In fantasy and science fiction, authors build worlds. If the world an author builds differs in every way from our world, he has a lot of explaining to do. And explaining is almost always boring. So the author should not make things too different from our world.
Everybody knows what a cow is. In a fictional world, maybe there are not any cows. But maybe people do eat meat in this fictional world. And either they catch meat wild or raise it. If they raise a big meat animal, it serves the same purpose as a cow.
So if you create a fantasy world, most of the time you will use cows and not gups and most of the time you will make these animals cowlike and not guplike (gups have a hive mentality with intricate survival activities performed by each gup that allow the gup colony to survive).
In a science fiction world, you are more likely to have gups than in a fantasy world, if you even mention such things--maybe food comes from a Star Trek replicator. In any case, the author must limit the number of gups or else the story gets bogged down in details.

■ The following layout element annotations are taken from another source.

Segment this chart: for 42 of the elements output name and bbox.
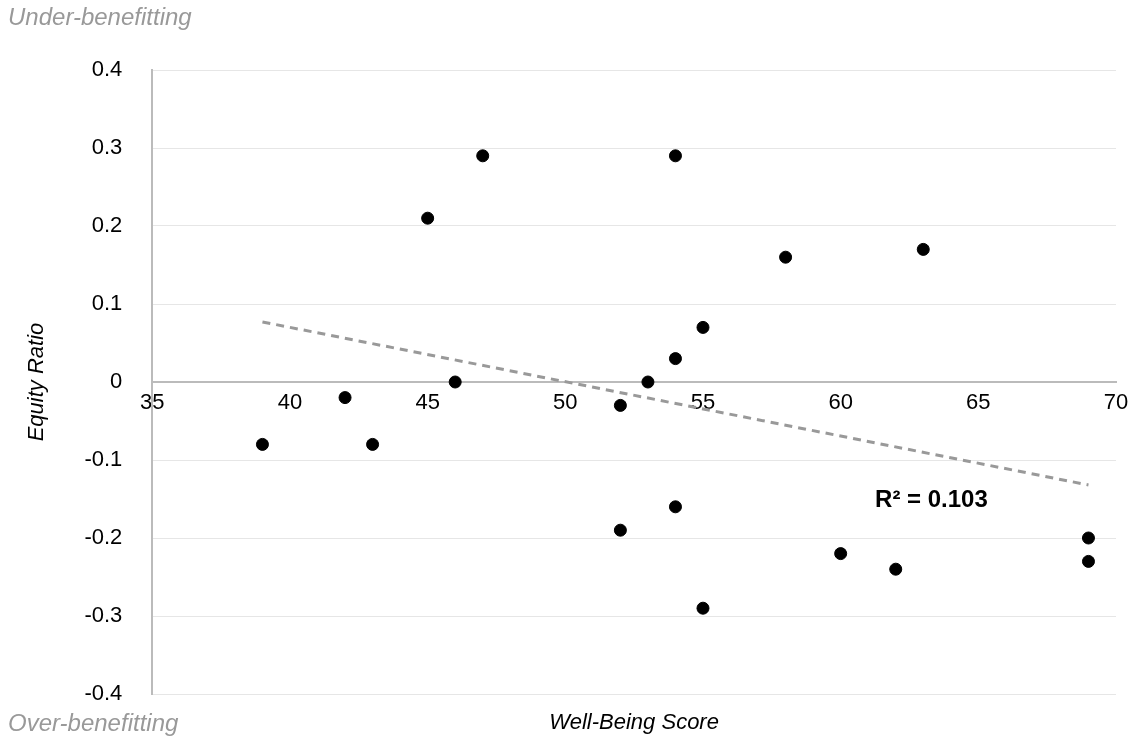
- y-axis-title: Equity Ratio: [23, 322, 49, 442]
- point: [916, 242, 930, 256]
- point: [476, 149, 490, 163]
- point: [889, 562, 903, 576]
- point: [255, 437, 269, 451]
- y-tick-label: -0.2: [84, 524, 123, 550]
- text: Over-benefitting: [8, 708, 179, 736]
- point: [1081, 554, 1095, 568]
- x-tick-label: 50: [553, 389, 578, 415]
- y-tick-label: 0: [110, 368, 123, 394]
- x-tick-label: 40: [277, 389, 303, 415]
- point: [696, 601, 710, 615]
- point: [1081, 531, 1095, 545]
- x-axis-title: Well-Being Score: [549, 709, 719, 735]
- y-tick-label: -0.1: [84, 446, 123, 472]
- annotation: R² = 0.103: [875, 485, 988, 513]
- point: [613, 523, 627, 537]
- y-tick-label: 0.1: [91, 290, 123, 316]
- y-tick-label: 0.2: [91, 212, 123, 238]
- y-tick-label: 0.3: [91, 134, 123, 160]
- text: Under-benefitting: [8, 2, 193, 30]
- x-tick-label: 45: [415, 389, 440, 415]
- point: [668, 149, 682, 163]
- point: [834, 547, 848, 561]
- x-tick-label: 70: [1103, 389, 1129, 415]
- point: [696, 320, 710, 334]
- x-tick-label: 55: [690, 389, 716, 415]
- point: [668, 352, 682, 366]
- point: [779, 250, 793, 264]
- point: [366, 437, 380, 451]
- point: [421, 211, 435, 225]
- x-tick-label: 35: [140, 389, 165, 415]
- point: [668, 500, 682, 514]
- point: [613, 398, 627, 412]
- x-tick-label: 60: [828, 389, 853, 415]
- y-tick-label: -0.4: [84, 680, 123, 706]
- x-tick-label: 65: [966, 389, 991, 415]
- y-tick-label: -0.3: [84, 602, 123, 628]
- point: [448, 375, 462, 389]
- point: [641, 375, 655, 389]
- point: [338, 391, 352, 405]
- y-tick-label: 0.4: [91, 56, 123, 82]
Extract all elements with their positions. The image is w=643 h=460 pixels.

The sci-fi author might call a world's cows its "domesticated herd animals," and save the explanations which might try the reader's patience except for things that are essential to the story and/or interesting to learn.
If the heroes are going to use the ship's hyperdrive to cook galactic pancakes to sate the appetite of MindlessWorldEaterGuy, the author might explain how they convert the hyperdrive field into thermal energy.
Interestingly, Jules Verne, who has been called the first science fiction writer, wrote books that were more like travel guides full of gups (in space, at the center of the earth, at the bottom of the sea, etc.). More precisely, Verne took people on tours that involved science that they most likely did not know.
But readers have grown up since Verne--they got tired of characters praising Hovlafazor and passing the roast gup. Readers don't mind if the characters praise the Lord and pass the pot roast, as long as the characters set their phasors on kill.